Leading the prosecution was Mykyta Manevskyi, a young prosecutor more familiar with civil crimes than the chaos of wartime murder.
Unlike typical homicide cases, the battlefield left little usable forensic evidence—no immediate access to the body, degraded by time and artillery strikes, and no murder weapon recovered.
Instead, Manevskyi’s case rested almost entirely on the testimony of Russian POWs, whose stories were tested and retested through repeated interrogations.
The local court, unaccustomed to war crimes trials, became an improvised venue for a process more familiar to international tribunals.
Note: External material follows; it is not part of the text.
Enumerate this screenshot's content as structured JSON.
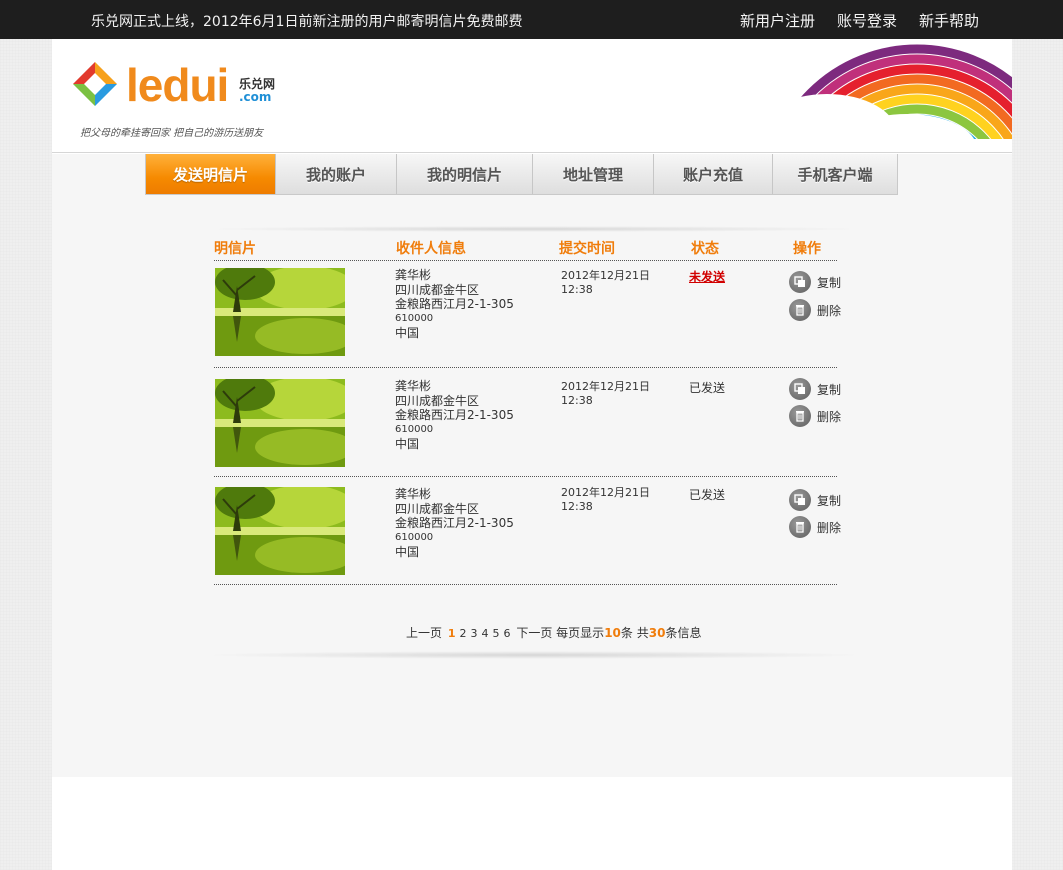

Legal experts observed the proceedings closely, noting that POWs are a vulnerable category of witness, their reliability subject to doubts about pressure, future exchanges, or hopes of leniency.
The defense raised the specter of personal grudges among the witnesses, as some openly resented Kurashov for the circumstances that led to their capture.
Nevertheless, the prosecution pressed forward, arguing that the totality of evidence—witness accounts, battlefield reports, and the broader context of Russian orders—met the threshold for conviction.
Manevskyi and his colleagues saw the case as both a duty to the victims and a warning to those who would violate the laws of war.
The trial’s outcome, they believed, would send a signal about accountability, even in the midst of a war that has blurred lines and shattered norms.
As the hearings dragged on, the stakes for justice, legitimacy, and memory became ever clearer.